A vertical burrow in the Platteville Formation in the vicinity of the Stone Arch Bridge, near the Steamplant. |
Stauffer (1933)'s scolecodonts came from several localities and formations in the Twin Cities, including the Washington Avenue Bridge bluffs (Glenwood Formation), the former Johnson Street Quarry (Platteville Formation), a well in St. Paul (Platteville), the Decorah Shale of the University of Minnesota campus, and the Ford Bridge bluffs (Decorah). He noted that the specimens were often water-worn and poorly preserved, and suggested that they had been exposed to erosion, with the original worms perhaps living in tidal flats or near the low water line, like some modern forms. Stauffer got a few dozen new species and genera out of his scolecodonts, probably too many, although parsing scolecodonts can be difficult (Eriksson 1999). More problematic is that Eriksson (1999) found that Stauffer's illustrations don't always correspond well to the actual fossils. As with so many other topics in paleontology, more research and more specimens would be welcome! More information (and images) concerning scolecodonts of a similar age can be found at Cincinnatian Fossils and Stratigraphy, Dry Dredgers, and Fossilid.info.
Local scolecodonts from Stauffer (1933) |
...and obviously, I got stuck and wrote about worms.
References:
Dokken, K. 1987. Trace fossils from Middle Ordovician Platteville Formation. Pages 191–196 in R. E. Sloan, editor. Middle and Late Ordovician lithostratigraphy and biostratigraphy of the Upper Mississippi Valley. Minnesota Geological Survey, St. Paul, MN. Report of Investigations 35.
Eriksson, M. 1999. Taxonomic discussion of the scolecodont genera Nereidavus Grinnell, 1877, and Protarabellites Stauffer, 1933 (Annelida, Polychaeta). Journal of Paleontology 73(3):403–406.
Stauffer, C. R. 1930. Conodonts from the Decorah Shale. Journal of Paleontology 4(2):121–128.
Stauffer, C. R. 1933. Middle Ordovician Polychaeta from Minnesota. Geological Society of America Bulletin 44(6):1173–1218.
Stauffer, C. R. 1935a. The conodont fauna of the Decorah Shale (Ordovician). Journal of Paleontology 9(7):596–620.

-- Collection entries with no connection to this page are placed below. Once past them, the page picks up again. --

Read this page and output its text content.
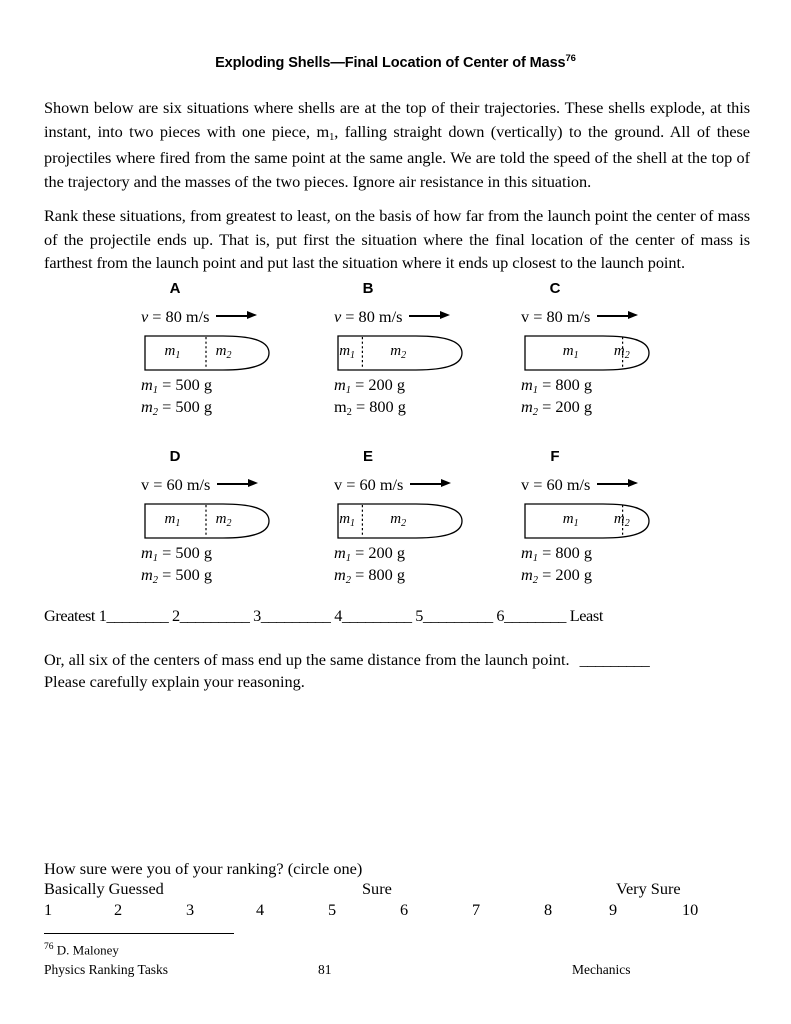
Exploding Shells—Final Location of Center of Mass$^{76}$
Shown below are six situations where shells are at the top of their trajectories. These shells explode, at this instant, into two pieces with one piece, $m_1$, falling straight down (vertically) to the ground. All of these projectiles where fired from the same point at the same angle. We are told the speed of the shell at the top of the trajectory and the masses of the two pieces. Ignore air resistance in this situation.
Rank these situations, from greatest to least, on the basis of how far from the launch point the center of mass of the projectile ends up. That is, put first the situation where the final location of the center of mass is farthest from the launch point and put last the situation where it ends up closest to the launch point.
A
v = 80 m/s
$m_1$ $m_2$
$m_1 = 500$ g
$m_2 = 500$ g
B
v = 80 m/s
$m_1$ $m_2$
$m_1 = 200$ g
$m_2 = 800$ g
C
v = 80 m/s
$m_1$ $m_2$
$m_1 = 800$ g
$m_2 = 200$ g
D
v = 60 m/s
$m_1$ $m_2$
$m_1 = 500$ g
$m_2 = 500$ g
E
v = 60 m/s
$m_1$ $m_2$
$m_1 = 200$ g
$m_2 = 800$ g
F
v = 60 m/s
$m_1$ $m_2$
$m_1 = 800$ g
$m_2 = 200$ g
Greatest 1________ 2_________ 3_________ 4_________ 5_________ 6________ Least
Or, all six of the centers of mass end up the same distance from the launch point. _________
Please carefully explain your reasoning.
How sure were you of your ranking? (circle one)
Basically Guessed	Sure	Very Sure
1	2	3	4	5	6	7	8	9	10
$^{76}$ D. Maloney
Physics Ranking Tasks	81	Mechanics
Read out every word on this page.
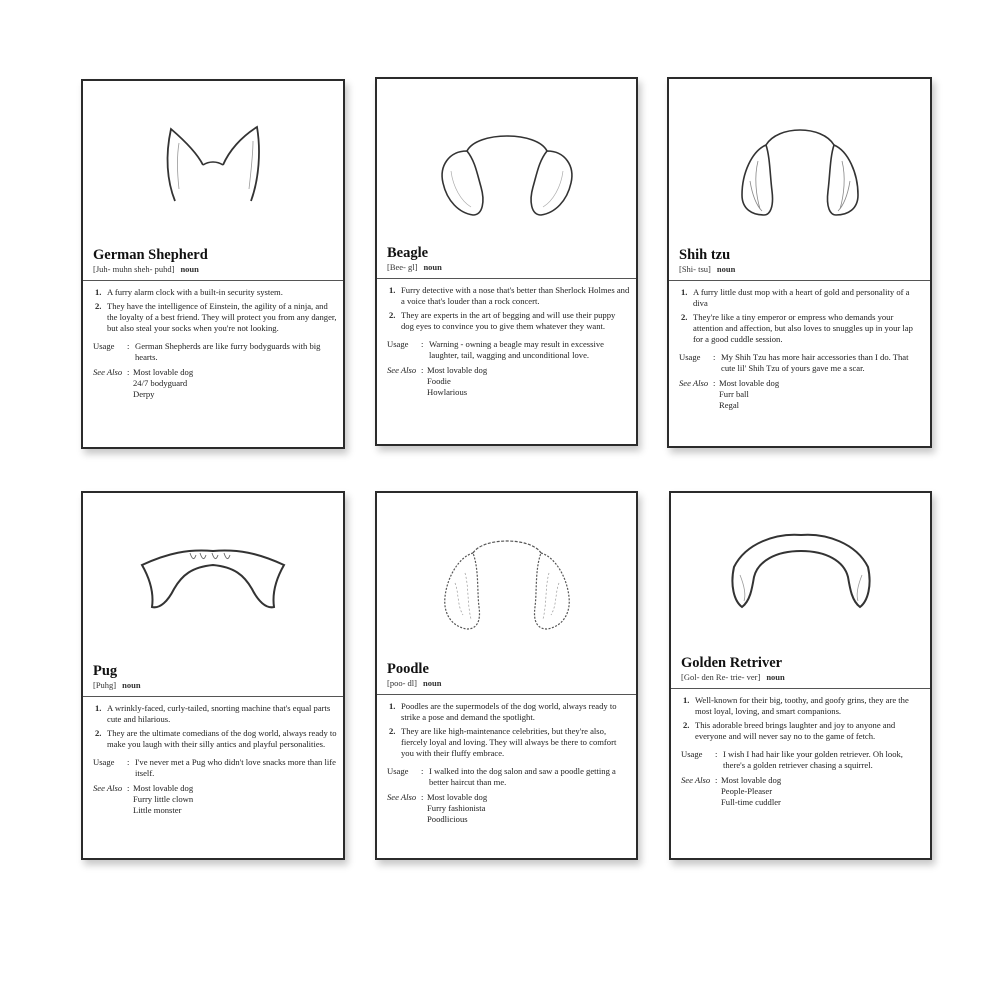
German Shepherd
[Juh- muhn sheh- puhd] noun
1. A furry alarm clock with a built-in security system.
2. They have the intelligence of Einstein, the agility of a ninja, and the loyalty of a best friend. They will protect you from any danger, but also steal your socks when you're not looking.
Usage	: German Shepherds are like furry bodyguards with big hearts.
See Also : Most lovable dog
24/7 bodyguard
Derpy
Beagle
[Bee- gl] noun
1. Furry detective with a nose that's better than Sherlock Holmes and a voice that's louder than a rock concert.
2. They are experts in the art of begging and will use their puppy dog eyes to convince you to give them whatever they want.
Usage	: Warning - owning a beagle may result in excessive laughter, tail, wagging and unconditional love.
See Also : Most lovable dog
Foodie
Howlarious
Shih tzu
[Shi- tsu] noun
1. A furry little dust mop with a heart of gold and personality of a diva
2. They're like a tiny emperor or empress who demands your attention and affection, but also loves to snuggles up in your lap for a good cuddle session.
Usage	: My Shih Tzu has more hair accessories than I do. That cute lil' Shih Tzu of yours gave me a scar.
See Also : Most lovable dog
Furr ball
Regal
Pug
[Puhg] noun
1. A wrinkly-faced, curly-tailed, snorting machine that's equal parts cute and hilarious.
2. They are the ultimate comedians of the dog world, always ready to make you laugh with their silly antics and playful personalities.
Usage	: I've never met a Pug who didn't love snacks more than life itself.
See Also : Most lovable dog
Furry little clown
Little monster
Poodle
[poo- dl] noun
1. Poodles are the supermodels of the dog world, always ready to strike a pose and demand the spotlight.
2. They are like high-maintenance celebrities, but they're also, fiercely loyal and loving. They will always be there to comfort you with their fluffy embrace.
Usage	: I walked into the dog salon and saw a poodle getting a better haircut than me.
See Also : Most lovable dog
Furry fashionista
Poodlicious
Golden Retriver
[Gol- den Re- trie- ver] noun
1. Well-known for their big, toothy, and goofy grins, they are the most loyal, loving, and smart companions.
2. This adorable breed brings laughter and joy to anyone and everyone and will never say no to the game of fetch.
Usage	: I wish I had hair like your golden retriever. Oh look, there's a golden retriever chasing a squirrel.
See Also : Most lovable dog
People-Pleaser
Full-time cuddler
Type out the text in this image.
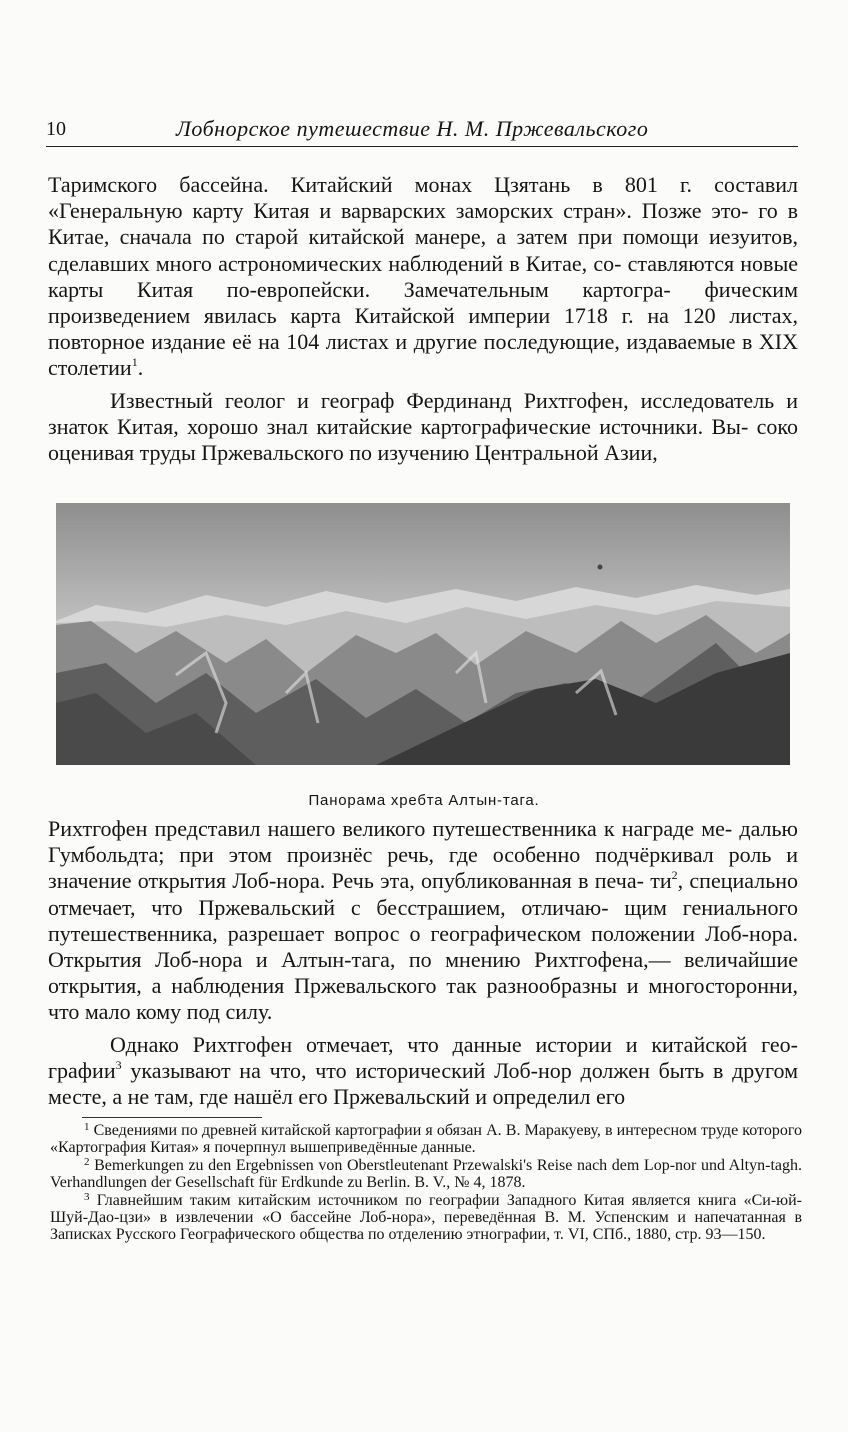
10	Лобнорское путешествие Н. М. Пржевальского

Таримского бассейна. Китайский монах Цзятань в 801 г. составил «Генеральную карту Китая и варварских заморских стран». Позже это- го в Китае, сначала по старой китайской манере, а затем при помощи иезуитов, сделавших много астрономических наблюдений в Китае, со- ставляются новые карты Китая по-европейски. Замечательным картогра- фическим произведением явилась карта Китайской империи 1718 г. на 120 листах, повторное издание её на 104 листах и другие последующие, издаваемые в XIX столетии$^1$.

Известный геолог и географ Фердинанд Рихтгофен, исследователь и знаток Китая, хорошо знал китайские картографические источники. Вы- соко оценивая труды Пржевальского по изучению Центральной Азии,

Панорама хребта Алтын-тага.

Рихтгофен представил нашего великого путешественника к награде ме- далью Гумбольдта; при этом произнёс речь, где особенно подчёркивал роль и значение открытия Лоб-нора. Речь эта, опубликованная в печа- $ти^2$, специально отмечает, что Пржевальский с бесстрашием, отличаю- щим гениального путешественника, разрешает вопрос о географическом положении Лоб-нора. Открытия Лоб-нора и Алтын-тага, по мнению Рихтгофена,— величайшие открытия, а наблюдения Пржевальского так разнообразны и многосторонни, что мало кому под силу.

Однако Рихтгофен отмечает, что данные истории и китайской гео- графии$^3$ указывают на что, что исторический Лоб-нор должен быть в другом месте, а не там, где нашёл его Пржевальский и определил его

$^1$ Сведениями по древней китайской картографии я обязан А. В. Маракуеву, в интересном труде которого «Картография Китая» я почерпнул вышеприведённые данные.

$^2$ Bemerkungen zu den Ergebnissen von Oberstleutenant Przewalski's Reise nach dem Lop-nor und Altyn-tagh. Verhandlungen der Gesellschaft für Erdkunde zu Berlin. B. V., № 4, 1878.

$^3$ Главнейшим таким китайским источником по географии Западного Китая является книга «Си-юй-Шуй-Дао-цзи» в извлечении «О бассейне Лоб-нора», переведённая В. М. Успенским и напечатанная в Записках Русского Географического общества по отделению этнографии, т. VI, СПб., 1880, стр. 93—150.
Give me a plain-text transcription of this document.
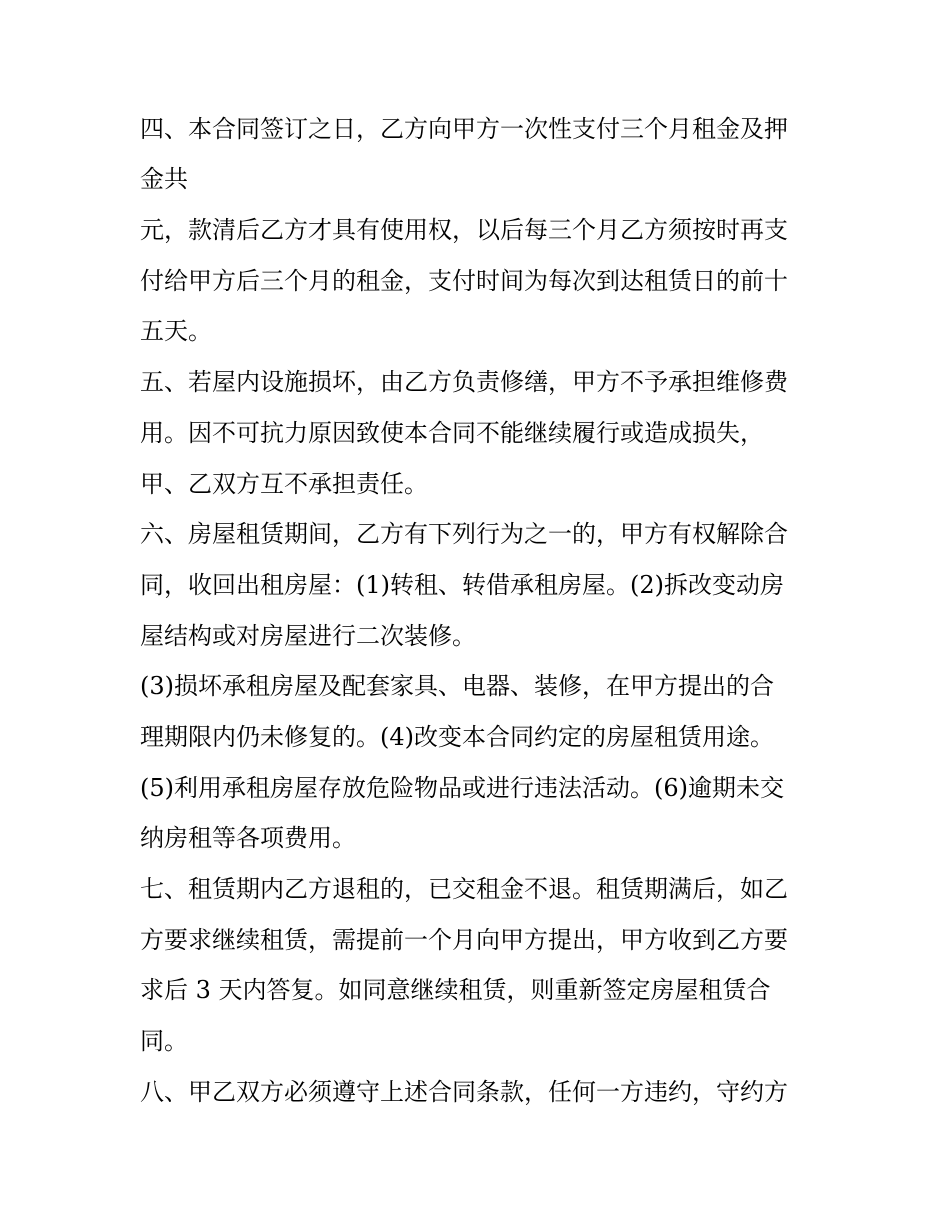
四、本合同签订之日，乙方向甲方一次性支付三个月租金及押
金共
元，款清后乙方才具有使用权，以后每三个月乙方须按时再支
付给甲方后三个月的租金，支付时间为每次到达租赁日的前十
五天。
五、若屋内设施损坏，由乙方负责修缮，甲方不予承担维修费
用。因不可抗力原因致使本合同不能继续履行或造成损失，
甲、乙双方互不承担责任。
六、房屋租赁期间，乙方有下列行为之一的，甲方有权解除合
同，收回出租房屋：(1)转租、转借承租房屋。(2)拆改变动房
屋结构或对房屋进行二次装修。
(3)损坏承租房屋及配套家具、电器、装修，在甲方提出的合
理期限内仍未修复的。(4)改变本合同约定的房屋租赁用途。
(5)利用承租房屋存放危险物品或进行违法活动。(6)逾期未交
纳房租等各项费用。
七、租赁期内乙方退租的，已交租金不退。租赁期满后，如乙
方要求继续租赁，需提前一个月向甲方提出，甲方收到乙方要
求后 3 天内答复。如同意继续租赁，则重新签定房屋租赁合
同。
八、甲乙双方必须遵守上述合同条款，任何一方违约，守约方
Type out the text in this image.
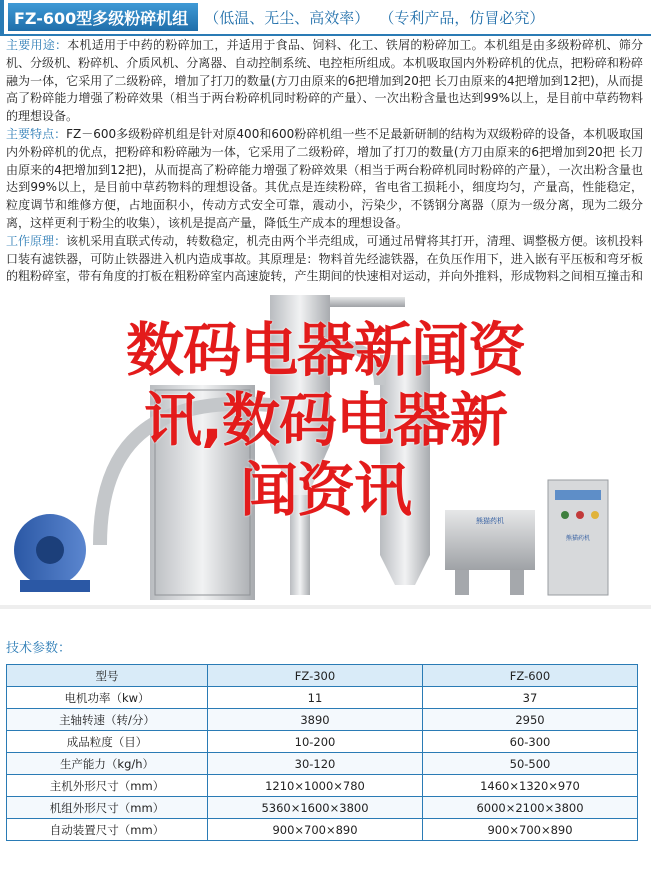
FZ-600型多级粉碎机组	（低温、无尘、高效率） （专利产品，仿冒必究）

主要用途：本机适用于中药的粉碎加工，并适用于食品、饲料、化工、铁屑的粉碎加工。本机组是由多级粉碎机、筛分机、分级机、粉碎机、介质风机、分离器、自动控制系统、电控柜所组成。本机吸取国内外粉碎机的优点，把粉碎和粉碎融为一体，它采用了二级粉碎，增加了打刀的数量(方刀由原来的6把增加到20把 长刀由原来的4把增加到12把)，从而提高了粉碎能力增强了粉碎效果（相当于两台粉碎机同时粉碎的产量）、一次出粉含量也达到99%以上，是目前中草药物料的理想设备。

主要特点：FZ－600多级粉碎机组是针对原400和600粉碎机组一些不足最新研制的结构为双级粉碎的设备，本机吸取国内外粉碎机的优点，把粉碎和粉碎融为一体，它采用了二级粉碎，增加了打刀的数量(方刀由原来的6把增加到20把 长刀由原来的4把增加到12把)，从而提高了粉碎能力增强了粉碎效果（相当于两台粉碎机同时粉碎的产量），一次出粉含量也达到99%以上，是目前中草药物料的理想设备。其优点是连续粉碎，省电省工损耗小，细度均匀，产量高，性能稳定，粒度调节和维修方便，占地面积小，传动方式安全可靠，震动小，污染少，不锈钢分离器（原为一级分离，现为二级分离，这样更利于粉尘的收集），该机是提高产量，降低生产成本的理想设备。

工作原理：该机采用直联式传动，转数稳定，机壳由两个半壳组成，可通过吊臂将其打开，清理、调整极方便。该机投料口装有滤铁器，可防止铁器进入机内造成事故。其原理是：物料首先经滤铁器，在负压作用下，进入嵌有平压板和弯牙板的粗粉碎室，带有角度的打板在粗粉碎室内高速旋转，产生期间的快速相对运动，并向外推料，形成物料之间相互撞击和

熊猫药机
熊猫药机
数码电器新闻资
讯,数码电器新
闻资讯
技术参数：
型号	FZ-300	FZ-600
电机功率（kw）	11	37
主轴转速（转/分）	3890	2950
成品粒度（目）	10-200	60-300
生产能力（kg/h）	30-120	50-500
主机外形尺寸（mm）	1210×1000×780	1460×1320×970
机组外形尺寸（mm）	5360×1600×3800	6000×2100×3800
自动装置尺寸（mm）	900×700×890	900×700×890
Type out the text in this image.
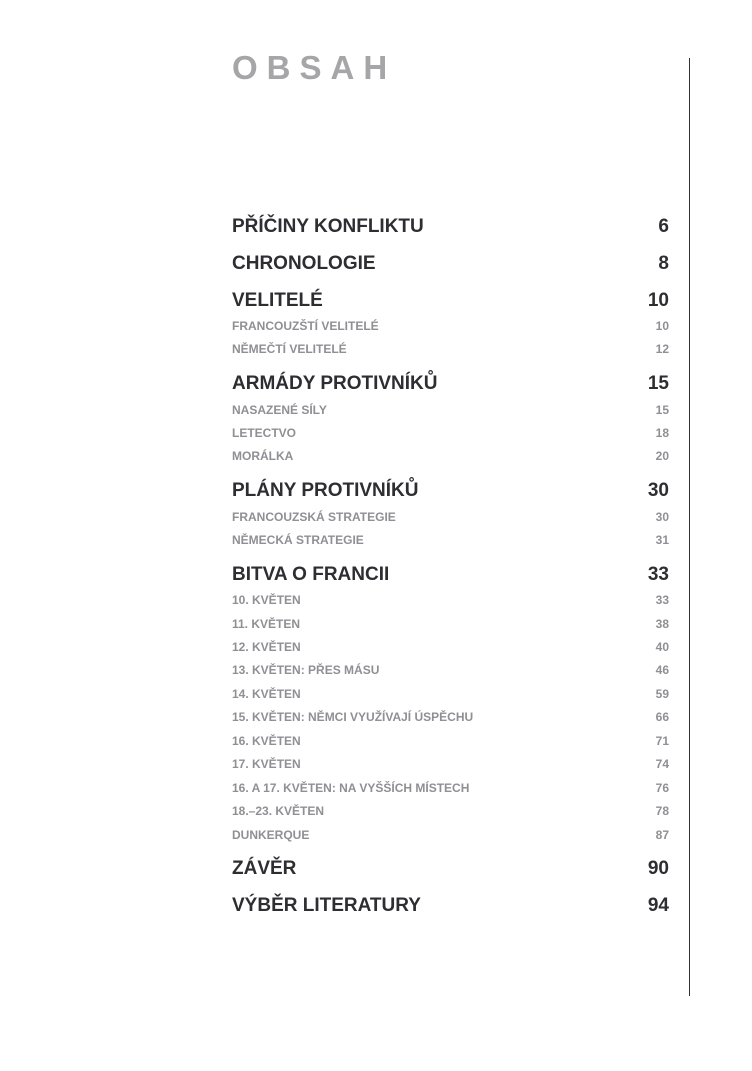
OBSAH
PŘÍČINY KONFLIKTU	6
CHRONOLOGIE	8
VELITELÉ	10
FRANCOUZŠTÍ VELITELÉ	10
NĚMEČTÍ VELITELÉ	12
ARMÁDY PROTIVNÍKŮ	15
NASAZENÉ SÍLY	15
LETECTVO	18
MORÁLKA	20
PLÁNY PROTIVNÍKŮ	30
FRANCOUZSKÁ STRATEGIE	30
NĚMECKÁ STRATEGIE	31
BITVA O FRANCII	33
10. KVĚTEN	33
11. KVĚTEN	38
12. KVĚTEN	40
13. KVĚTEN: PŘES MÁSU	46
14. KVĚTEN	59
15. KVĚTEN: NĚMCI VYUŽÍVAJÍ ÚSPĚCHU	66
16. KVĚTEN	71
17. KVĚTEN	74
16. A 17. KVĚTEN: NA VYŠŠÍCH MÍSTECH	76
18.–23. KVĚTEN	78
DUNKERQUE	87
ZÁVĚR	90
VÝBĚR LITERATURY	94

Stauffer, C. R. 1935b. Conodonts of the Glenwood beds. Geological Society of America Bulletin 46(1):125–168.
Stauffer, C. R. 1945. Some Pleistocene mammalian inhabitants of Minnesota. Minnesota Academy of Science Proceedings 13:20–43.
Stauffer, C. R., and G. A. Thiel. 1941. The Paleozoic and related rocks of southeastern Minnesota. Minnesota Geological Survey, St. Paul, MN. Bulletin 29.